Battle of Britain

215 Squadron



"Surgite nox adest" ("Arise, night is at hand").


A porcupine. The Squadron was formed at Coudekerque in France, the arms of which are described as "de sable un porcepic d' argent, couronne d'or" and a porcupine was therefore considered an appropriate association.


HM King George VI, November 1937.

History of 215 Squadron:

This squadron was formed at Coudekerque, near Dunkirk, on 10th March 1918, as No. 15 Squadron, RNAS, and on 1st April 1918, became No. 215 Squadron, RAF. Its role was that of a heavy-bomber unit and it was equipped with Handley Page twin-engined bombers - initially O/1OOs.

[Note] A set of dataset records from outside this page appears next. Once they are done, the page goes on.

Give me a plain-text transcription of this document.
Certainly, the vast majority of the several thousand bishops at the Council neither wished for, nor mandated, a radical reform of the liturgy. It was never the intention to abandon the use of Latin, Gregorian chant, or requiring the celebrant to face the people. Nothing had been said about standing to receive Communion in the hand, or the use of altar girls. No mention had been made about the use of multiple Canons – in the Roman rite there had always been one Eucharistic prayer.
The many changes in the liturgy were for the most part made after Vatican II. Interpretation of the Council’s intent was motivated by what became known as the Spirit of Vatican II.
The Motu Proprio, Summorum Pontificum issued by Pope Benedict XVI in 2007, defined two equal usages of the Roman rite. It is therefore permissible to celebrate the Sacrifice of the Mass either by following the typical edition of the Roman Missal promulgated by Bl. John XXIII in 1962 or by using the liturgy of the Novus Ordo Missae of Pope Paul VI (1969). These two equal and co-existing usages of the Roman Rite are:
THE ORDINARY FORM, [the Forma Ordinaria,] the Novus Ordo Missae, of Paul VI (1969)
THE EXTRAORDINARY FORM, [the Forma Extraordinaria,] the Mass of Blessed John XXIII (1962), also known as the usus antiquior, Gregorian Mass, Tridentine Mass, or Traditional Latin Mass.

On the night of 11/12th April, two of its O/1OOs participated with Naval Forces in the first attempt to block Ostend and Zeebrugge harbours, and in spite of bad weather, one aircraft attacked the Zeebrugge mole by desultory bombing for two hours. Towards the end of April the squadron returned to England to be brought up to full strength. It returned to France early in July equipped with ten Handley Page O/400s, and until 19th August was based at Alquines. From here night-bombing raids were made on the enemy's communications.

On 19th August the squadron joined the Independent Force (83rd Wing) at Xaffévillers, and during the remainder of the war made many notable bombing raids on railway junctions, munitions factories and airfields.

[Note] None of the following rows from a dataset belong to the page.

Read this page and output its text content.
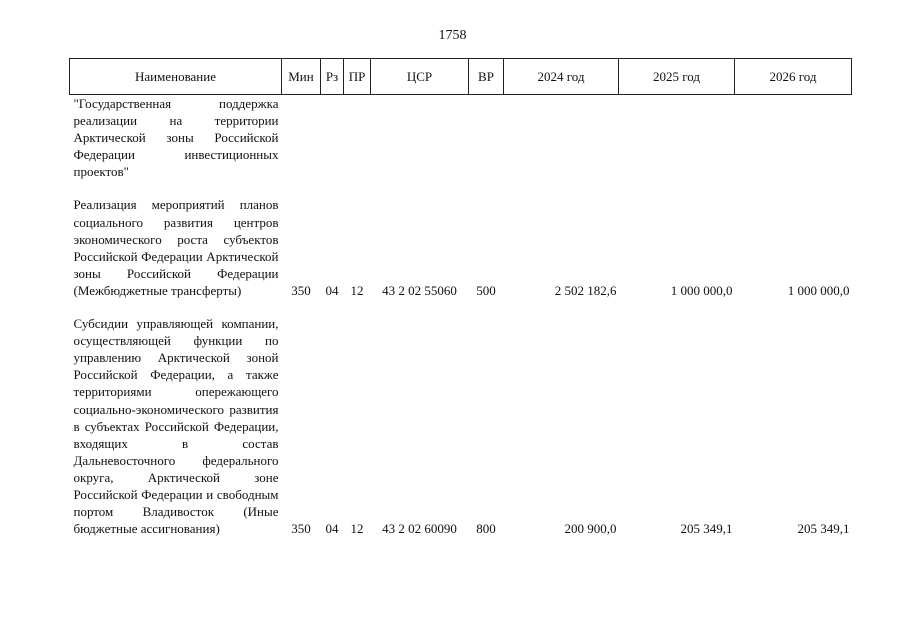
1758
Наименование	Мин	Рз	ПР	ЦСР	ВР	2024 год	2025 год	2026 год
"Государственная поддержка реализации на территории Арктической зоны Российской Федерации инвестиционных проектов"								

Реализация мероприятий планов социального развития центров экономического роста субъектов Российской Федерации Арктической зоны Российской Федерации (Межбюджетные трансферты)	350	04	12	43 2 02 55060	500	2 502 182,6	1 000 000,0	1 000 000,0

Субсидии управляющей компании, осуществляющей функции по управлению Арктической зоной Российской Федерации, а также территориями опережающего социально-экономического развития в субъектах Российской Федерации, входящих в состав Дальневосточного федерального округа, Арктической зоне Российской Федерации и свободным портом Владивосток (Иные бюджетные ассигнования)	350	04	12	43 2 02 60090	800	200 900,0	205 349,1	205 349,1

No. 215 returned to England in February 1919, and eight months later it disbanded.

It re-formed as a bomber squadron with Virginia aircraft in October 1935, converted (after having partially re-equipped with Ansons) to Harrows in 1937 and was flying Harrows and Wellingtons at the outbreak of the Second World War. In April 1940, it merged with SHQ, RAF Bassingbourn, to form No. 11 OTU, but after a false start re-formed in December 1941 - once again as a bomber unit - and early in 1942 went to India to operate against the Japanese in Burma.

At first it was engaged in supply dropping flights during the aftermath of the retreat from Burma and in August coastal patrols began along the east coast of India. In October airbourne forces training began and it was in March 1943 before the squadron undertook bombing missions over Burma. Wellingtons were withdrawn from operations on 23 June 1944, and No.215 moved back to Kolar for Liberator conversion training. Operations were resumed on 1 October by both day and night and in April the squadron's role was changed to transport duties, Liberators being replaced Dakotas. Supply dropping missions for the 14th Army continued while Burma was cleared of the Japanese and in October the Squadron was moved to Malaya, Java and Hong Kong until the squadron was renumbered 48 Squadron on 15 February 1946.

On 1 August 1947, No.215 reformed at Kabrit as a transport squadron equipped with Dakotas. It was renumbered 70 Squadron on 1 May 1948. The squadron was reformed at Dishforth on 30 April 1956 with Pioneers for Army support and communications duties, being renumbered 230 Squadron on 1 September 1958.

On 1 May 1963, No.215 reformed at Benson as an Argosy squadron and moved to Singapore in August to provide supply-dropping aircraft to support the army in Malaysia until disbanded on 31 December 1968.